Ach du Schreck – jetzt war ich ja in Meppen! In unserem neuen Haus, das ich noch gar nicht kannte, weil ich den Umzug nicht miterlebt hatte und danach erst spätabends aus Jever abgeholt worden war.
Nichts wie raus aus der Kiste! Hastig frühstücken und sich dann alles ansehen, von oben bis unten.
Von meinem Zimmer konnte ich durchs Fenster auf den Balkon klettern. Volker wohnte links nebenan und verfügte über eine Balkontür, weil er drei Jahre älter war als ich und das bessere Zimmer gleich mit Beschlag belegt hatte. Seins war auch viel größer als meins.

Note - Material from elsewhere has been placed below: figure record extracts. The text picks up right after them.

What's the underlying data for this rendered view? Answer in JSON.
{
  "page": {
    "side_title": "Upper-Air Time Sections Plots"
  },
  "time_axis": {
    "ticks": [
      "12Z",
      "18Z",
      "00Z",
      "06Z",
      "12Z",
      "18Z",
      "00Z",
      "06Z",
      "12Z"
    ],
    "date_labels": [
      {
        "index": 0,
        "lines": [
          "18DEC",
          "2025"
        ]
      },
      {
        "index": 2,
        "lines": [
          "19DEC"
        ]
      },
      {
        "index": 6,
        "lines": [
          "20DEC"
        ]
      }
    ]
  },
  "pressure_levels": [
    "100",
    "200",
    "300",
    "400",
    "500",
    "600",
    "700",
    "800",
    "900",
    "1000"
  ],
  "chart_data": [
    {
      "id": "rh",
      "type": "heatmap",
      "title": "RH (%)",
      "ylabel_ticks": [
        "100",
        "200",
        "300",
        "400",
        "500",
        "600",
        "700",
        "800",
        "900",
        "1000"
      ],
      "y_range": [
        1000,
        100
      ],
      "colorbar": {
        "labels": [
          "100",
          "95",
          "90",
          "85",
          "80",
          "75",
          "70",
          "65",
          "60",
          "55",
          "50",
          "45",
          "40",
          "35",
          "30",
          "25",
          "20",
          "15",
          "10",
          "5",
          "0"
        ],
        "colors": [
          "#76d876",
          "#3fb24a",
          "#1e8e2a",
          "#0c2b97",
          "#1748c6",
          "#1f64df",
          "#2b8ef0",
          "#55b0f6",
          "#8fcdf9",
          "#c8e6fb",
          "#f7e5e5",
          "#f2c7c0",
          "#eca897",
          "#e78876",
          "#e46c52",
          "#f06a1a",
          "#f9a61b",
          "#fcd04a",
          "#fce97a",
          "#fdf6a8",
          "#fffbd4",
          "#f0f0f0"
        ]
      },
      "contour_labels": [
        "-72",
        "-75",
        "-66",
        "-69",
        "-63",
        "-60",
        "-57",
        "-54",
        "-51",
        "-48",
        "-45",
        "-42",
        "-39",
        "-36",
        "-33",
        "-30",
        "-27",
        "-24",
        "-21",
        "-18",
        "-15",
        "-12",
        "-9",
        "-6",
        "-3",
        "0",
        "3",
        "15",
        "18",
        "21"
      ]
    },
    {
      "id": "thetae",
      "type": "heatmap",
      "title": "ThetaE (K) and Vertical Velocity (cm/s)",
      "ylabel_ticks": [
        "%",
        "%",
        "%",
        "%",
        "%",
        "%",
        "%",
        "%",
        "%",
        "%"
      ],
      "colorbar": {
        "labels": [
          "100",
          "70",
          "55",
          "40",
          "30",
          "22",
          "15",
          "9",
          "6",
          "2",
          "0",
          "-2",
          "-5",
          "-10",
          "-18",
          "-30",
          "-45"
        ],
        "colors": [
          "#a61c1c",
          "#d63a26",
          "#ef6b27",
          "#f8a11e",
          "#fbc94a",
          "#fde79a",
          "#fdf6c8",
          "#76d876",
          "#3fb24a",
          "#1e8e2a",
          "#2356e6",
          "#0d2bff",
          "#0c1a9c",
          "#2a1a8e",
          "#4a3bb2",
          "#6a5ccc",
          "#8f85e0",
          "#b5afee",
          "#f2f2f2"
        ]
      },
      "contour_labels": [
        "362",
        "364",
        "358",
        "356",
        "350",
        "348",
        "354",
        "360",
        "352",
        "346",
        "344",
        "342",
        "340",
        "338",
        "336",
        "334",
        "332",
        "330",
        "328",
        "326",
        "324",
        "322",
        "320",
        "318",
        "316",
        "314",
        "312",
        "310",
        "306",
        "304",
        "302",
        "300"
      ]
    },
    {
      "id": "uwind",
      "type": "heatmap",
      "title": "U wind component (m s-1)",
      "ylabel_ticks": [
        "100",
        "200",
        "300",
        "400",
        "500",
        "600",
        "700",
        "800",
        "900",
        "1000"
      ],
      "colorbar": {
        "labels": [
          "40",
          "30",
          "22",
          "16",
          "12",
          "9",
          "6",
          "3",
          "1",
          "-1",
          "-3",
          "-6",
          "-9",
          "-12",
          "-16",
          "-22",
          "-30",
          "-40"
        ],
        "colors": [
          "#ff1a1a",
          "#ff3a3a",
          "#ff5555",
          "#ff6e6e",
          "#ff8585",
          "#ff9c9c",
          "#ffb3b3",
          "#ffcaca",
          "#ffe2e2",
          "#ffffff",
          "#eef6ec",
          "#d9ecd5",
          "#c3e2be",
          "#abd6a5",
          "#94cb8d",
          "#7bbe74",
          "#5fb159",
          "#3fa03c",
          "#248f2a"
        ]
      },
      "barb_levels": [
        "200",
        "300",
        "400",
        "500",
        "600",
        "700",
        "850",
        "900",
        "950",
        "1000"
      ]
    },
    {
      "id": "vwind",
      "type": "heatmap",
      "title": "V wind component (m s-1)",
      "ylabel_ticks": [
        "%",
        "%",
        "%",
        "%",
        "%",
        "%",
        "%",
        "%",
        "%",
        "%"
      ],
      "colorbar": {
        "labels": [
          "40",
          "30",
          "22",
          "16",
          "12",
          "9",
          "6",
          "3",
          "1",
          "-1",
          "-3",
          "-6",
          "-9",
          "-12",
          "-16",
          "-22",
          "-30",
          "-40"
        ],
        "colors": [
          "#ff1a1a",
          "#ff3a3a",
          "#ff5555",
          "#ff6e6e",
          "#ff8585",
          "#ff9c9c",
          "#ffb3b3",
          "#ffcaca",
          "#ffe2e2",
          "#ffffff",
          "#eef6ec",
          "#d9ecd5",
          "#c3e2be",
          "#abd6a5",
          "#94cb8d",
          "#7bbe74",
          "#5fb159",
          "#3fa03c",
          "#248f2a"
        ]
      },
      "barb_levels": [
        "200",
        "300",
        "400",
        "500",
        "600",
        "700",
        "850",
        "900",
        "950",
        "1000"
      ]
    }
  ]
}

»Untersteh dich, hier durchs Fenster zu steigen!« rief Mama, als sie mit dem Staubsauger nach oben kam. »Schluß damit!« Das war das Ende meiner Karriere als Fassadenkletterer und zugleich der Beginn meiner Laufbahn als ruhmloser Einwohner einer emsländischen Kleinstadt.
Den Auszug aus unserem Eigenheim auf dem Mallendarer Berg in Vallendar bei Koblenz hatte Mama uns damit schmackhaft zu machen versucht, daß wir es von Meppen aus nicht mehr so weit zu Oma und Opa Jever hätten. Das stimmte: Früher hatten wir regelmäßig sechs Stunden lang im vollgefurzten Pkw gehockt oder in überfüllten Zügen, und von hier aus würde die Fahrt bloß noch knapp zwei Stunden dauern.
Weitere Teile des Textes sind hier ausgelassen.